Sociale stijgers = kinderen vanuit een laag sociaal milieu door scholing opklimmen naar hogere
sociale milieus. Ontstaan kloof thuis cultuur en nieuwe cultuur.
Distinctietheorie (Pierre Bourdieu): iemands culturele smaak is geen simpele persoonlijke voorkeur,
maar een uiting van de groep waartoe hij of zij behoort. Om hoger op te komen is een hoge opleiding
niet voldoende, maar ook een verhoging van economische status. Ook positieve houding t.o.v.
andere cultuur.
Echtscheiding en loyaliteit
Echtscheidingen hebben een grote invloed op de huidige leefwereld van een kind. Aantallen zijn zo
groot dat alle kinderen ermee in aanraking komen. Dit heeft ook invloed op school. Bijna alle
groepen in het onderwijs zijn leerlingen die te maken hebben (gehad) met scheidingsproblematiek.
Hechting is een belangrijk proces voor zelfbeeld en vertrouwen van een kind (‘duurzame effectieve
band tussen het jonge kind en primaire verzorger’). Bij een echtscheiding gaat dat mis en komen
loyaliteitsgevoelens onder druk (voelt alsof het moet kiezen -> verscheurdheid). Dit loyaliteitsconflict
kan voor psychische problemen zorgen. Leraar moet hiervan bewust zijn. Loyaliteit met anderen kan
hiermee ook een deuk krijgen, want thuis is het er al niet eens.
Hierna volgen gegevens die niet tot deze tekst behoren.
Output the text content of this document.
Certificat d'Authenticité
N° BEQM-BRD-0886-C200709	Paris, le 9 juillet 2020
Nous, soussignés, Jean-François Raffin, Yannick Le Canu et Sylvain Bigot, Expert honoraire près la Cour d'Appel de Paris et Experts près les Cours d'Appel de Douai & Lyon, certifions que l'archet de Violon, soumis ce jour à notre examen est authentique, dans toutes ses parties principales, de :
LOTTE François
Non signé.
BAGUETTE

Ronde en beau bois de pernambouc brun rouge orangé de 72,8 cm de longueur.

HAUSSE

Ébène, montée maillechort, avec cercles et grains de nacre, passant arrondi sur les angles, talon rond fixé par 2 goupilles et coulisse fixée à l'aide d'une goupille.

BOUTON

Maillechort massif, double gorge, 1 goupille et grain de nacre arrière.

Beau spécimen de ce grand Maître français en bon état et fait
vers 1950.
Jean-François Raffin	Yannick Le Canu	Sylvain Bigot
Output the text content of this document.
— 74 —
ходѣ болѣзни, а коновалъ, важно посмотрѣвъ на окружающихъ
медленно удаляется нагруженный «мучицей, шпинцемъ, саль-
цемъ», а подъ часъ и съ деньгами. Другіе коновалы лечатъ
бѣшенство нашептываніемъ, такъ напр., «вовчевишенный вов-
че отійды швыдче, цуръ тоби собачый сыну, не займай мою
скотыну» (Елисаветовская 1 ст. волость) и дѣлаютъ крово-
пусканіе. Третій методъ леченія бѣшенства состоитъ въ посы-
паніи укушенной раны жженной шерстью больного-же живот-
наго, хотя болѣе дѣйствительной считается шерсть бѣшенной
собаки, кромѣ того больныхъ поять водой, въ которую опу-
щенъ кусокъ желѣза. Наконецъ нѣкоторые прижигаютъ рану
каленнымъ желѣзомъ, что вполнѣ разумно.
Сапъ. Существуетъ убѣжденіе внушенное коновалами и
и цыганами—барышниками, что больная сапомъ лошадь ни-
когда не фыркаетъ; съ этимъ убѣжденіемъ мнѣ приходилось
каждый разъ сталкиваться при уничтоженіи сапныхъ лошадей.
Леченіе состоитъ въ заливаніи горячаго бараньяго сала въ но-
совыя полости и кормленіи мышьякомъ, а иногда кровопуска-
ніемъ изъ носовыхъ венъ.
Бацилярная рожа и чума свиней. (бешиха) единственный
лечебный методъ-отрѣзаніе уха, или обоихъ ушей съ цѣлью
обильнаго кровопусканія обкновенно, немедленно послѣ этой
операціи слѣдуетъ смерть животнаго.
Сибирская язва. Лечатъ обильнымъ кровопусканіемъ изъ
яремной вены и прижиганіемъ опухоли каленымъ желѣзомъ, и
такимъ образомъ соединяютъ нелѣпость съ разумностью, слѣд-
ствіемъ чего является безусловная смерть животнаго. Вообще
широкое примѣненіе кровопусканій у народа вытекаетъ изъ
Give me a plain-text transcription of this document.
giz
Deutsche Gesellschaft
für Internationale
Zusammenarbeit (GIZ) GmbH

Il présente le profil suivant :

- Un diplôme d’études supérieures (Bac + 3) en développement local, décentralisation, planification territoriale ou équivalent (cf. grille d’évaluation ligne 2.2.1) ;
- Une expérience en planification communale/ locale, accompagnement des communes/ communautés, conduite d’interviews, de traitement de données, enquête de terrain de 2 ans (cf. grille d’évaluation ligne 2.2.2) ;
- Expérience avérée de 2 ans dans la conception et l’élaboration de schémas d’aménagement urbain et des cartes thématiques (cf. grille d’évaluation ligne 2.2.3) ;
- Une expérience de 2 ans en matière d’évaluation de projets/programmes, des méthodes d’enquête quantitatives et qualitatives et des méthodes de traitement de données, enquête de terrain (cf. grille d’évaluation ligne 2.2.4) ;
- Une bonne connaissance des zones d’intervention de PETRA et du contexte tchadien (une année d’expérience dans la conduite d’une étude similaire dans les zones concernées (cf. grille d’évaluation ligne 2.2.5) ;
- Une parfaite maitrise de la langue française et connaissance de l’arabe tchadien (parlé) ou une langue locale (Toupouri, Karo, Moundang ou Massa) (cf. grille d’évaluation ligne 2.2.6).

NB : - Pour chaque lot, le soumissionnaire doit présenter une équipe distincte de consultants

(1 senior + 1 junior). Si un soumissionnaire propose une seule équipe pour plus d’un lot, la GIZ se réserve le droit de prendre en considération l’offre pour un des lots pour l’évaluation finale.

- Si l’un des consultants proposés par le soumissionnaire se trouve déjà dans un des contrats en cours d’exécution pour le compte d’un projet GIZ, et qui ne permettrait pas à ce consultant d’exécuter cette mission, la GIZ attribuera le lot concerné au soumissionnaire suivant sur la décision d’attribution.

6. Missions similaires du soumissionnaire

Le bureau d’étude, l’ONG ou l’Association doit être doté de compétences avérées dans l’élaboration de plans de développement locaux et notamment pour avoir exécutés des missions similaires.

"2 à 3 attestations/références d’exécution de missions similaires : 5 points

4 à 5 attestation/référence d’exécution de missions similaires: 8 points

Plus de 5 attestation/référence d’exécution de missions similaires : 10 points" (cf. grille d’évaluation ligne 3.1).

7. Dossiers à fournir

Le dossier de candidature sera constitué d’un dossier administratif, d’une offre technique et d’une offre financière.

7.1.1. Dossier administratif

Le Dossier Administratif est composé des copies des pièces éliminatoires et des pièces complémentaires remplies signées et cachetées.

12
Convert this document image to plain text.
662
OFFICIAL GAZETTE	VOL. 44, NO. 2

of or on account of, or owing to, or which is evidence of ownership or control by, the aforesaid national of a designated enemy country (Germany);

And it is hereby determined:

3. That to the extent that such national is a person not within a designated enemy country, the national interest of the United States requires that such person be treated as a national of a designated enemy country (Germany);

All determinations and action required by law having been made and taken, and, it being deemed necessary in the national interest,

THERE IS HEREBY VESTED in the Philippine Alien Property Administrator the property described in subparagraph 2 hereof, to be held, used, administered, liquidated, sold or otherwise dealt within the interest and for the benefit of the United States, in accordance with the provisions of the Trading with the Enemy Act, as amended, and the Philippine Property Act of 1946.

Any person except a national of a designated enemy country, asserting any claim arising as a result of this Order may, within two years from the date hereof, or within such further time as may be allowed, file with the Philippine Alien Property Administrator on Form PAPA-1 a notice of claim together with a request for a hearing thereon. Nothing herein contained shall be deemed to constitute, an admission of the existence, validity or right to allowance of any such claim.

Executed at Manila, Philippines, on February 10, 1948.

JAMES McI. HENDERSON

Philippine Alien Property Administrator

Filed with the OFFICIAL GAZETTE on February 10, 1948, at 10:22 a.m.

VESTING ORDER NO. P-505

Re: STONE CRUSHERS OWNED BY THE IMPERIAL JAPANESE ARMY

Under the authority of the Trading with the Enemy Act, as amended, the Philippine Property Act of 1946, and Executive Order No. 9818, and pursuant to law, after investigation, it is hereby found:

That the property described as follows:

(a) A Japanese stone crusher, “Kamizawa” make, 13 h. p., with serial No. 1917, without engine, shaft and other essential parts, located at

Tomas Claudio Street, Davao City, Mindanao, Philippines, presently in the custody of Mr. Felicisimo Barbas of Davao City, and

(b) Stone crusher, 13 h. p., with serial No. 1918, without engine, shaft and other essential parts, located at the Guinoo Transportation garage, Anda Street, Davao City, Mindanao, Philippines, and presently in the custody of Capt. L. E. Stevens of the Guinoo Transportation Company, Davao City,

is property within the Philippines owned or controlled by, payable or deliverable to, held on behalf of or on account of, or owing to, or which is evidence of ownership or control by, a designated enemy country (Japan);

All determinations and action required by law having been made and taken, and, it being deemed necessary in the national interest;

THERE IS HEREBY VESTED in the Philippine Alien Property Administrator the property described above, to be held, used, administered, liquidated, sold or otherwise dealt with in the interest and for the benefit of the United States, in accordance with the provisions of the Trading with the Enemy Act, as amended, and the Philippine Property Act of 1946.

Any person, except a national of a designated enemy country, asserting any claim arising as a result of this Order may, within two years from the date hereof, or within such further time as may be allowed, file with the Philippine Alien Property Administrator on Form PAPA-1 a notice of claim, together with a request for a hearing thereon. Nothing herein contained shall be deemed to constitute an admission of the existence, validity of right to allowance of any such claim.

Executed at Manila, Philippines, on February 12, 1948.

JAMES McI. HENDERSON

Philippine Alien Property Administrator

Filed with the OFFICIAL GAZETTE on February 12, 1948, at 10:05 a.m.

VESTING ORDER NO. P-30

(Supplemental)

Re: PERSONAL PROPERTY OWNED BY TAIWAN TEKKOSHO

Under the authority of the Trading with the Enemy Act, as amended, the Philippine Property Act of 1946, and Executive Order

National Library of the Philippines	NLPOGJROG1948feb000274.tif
Loyaliteit leer je thuis, op school, sport en contact met vrienden.
Als school/leerkracht past het om buiten de scheiding te blijven. Kies nooit een kant, maar het
belang van het kind.
2.2.3.2 Sociaal milieu en schoolsucces
In onze maatschappij wordt schoolsucces beloond met een ‘hogere’ positie in de samenleving. Dus:
Hoe kunnen we alle kinderen de mogelijkheid bieden om zich optimaal te ontwikkelen?
Hierover zijn verschillende meningen wat betreft de relatie tussen sociale omgeving en succes op
school:
1. De oorzaak ligt vooral in de aanleg
De intelligentie erven kinderen van hun ouders. Ze worden begrensd door erfelijke
aanleg. Dus lager sociaal milieu=lagere intelligentie. Ook bij allochtone kinderen.
2. De oorzaak ligt vooral in het onvermogen van de school
- De oorzaak ligt niet bij de lagere en hogere sociale milieus, maar bij de school die talenten
niet herkent en erkent en kinderen dus minder kansen biedt -> onvermogen.
- Kinderen komen niet aan hun trekken doordat zij een ander referentiekader dan de leraar
hebben. Beeld van werkelijkheid verschilt.
- Kinderen uit lager milieu kunnen andere woordenschat, andere gewoonte etc. die niet door
leraar herkend en erkend worden -> vervreemding.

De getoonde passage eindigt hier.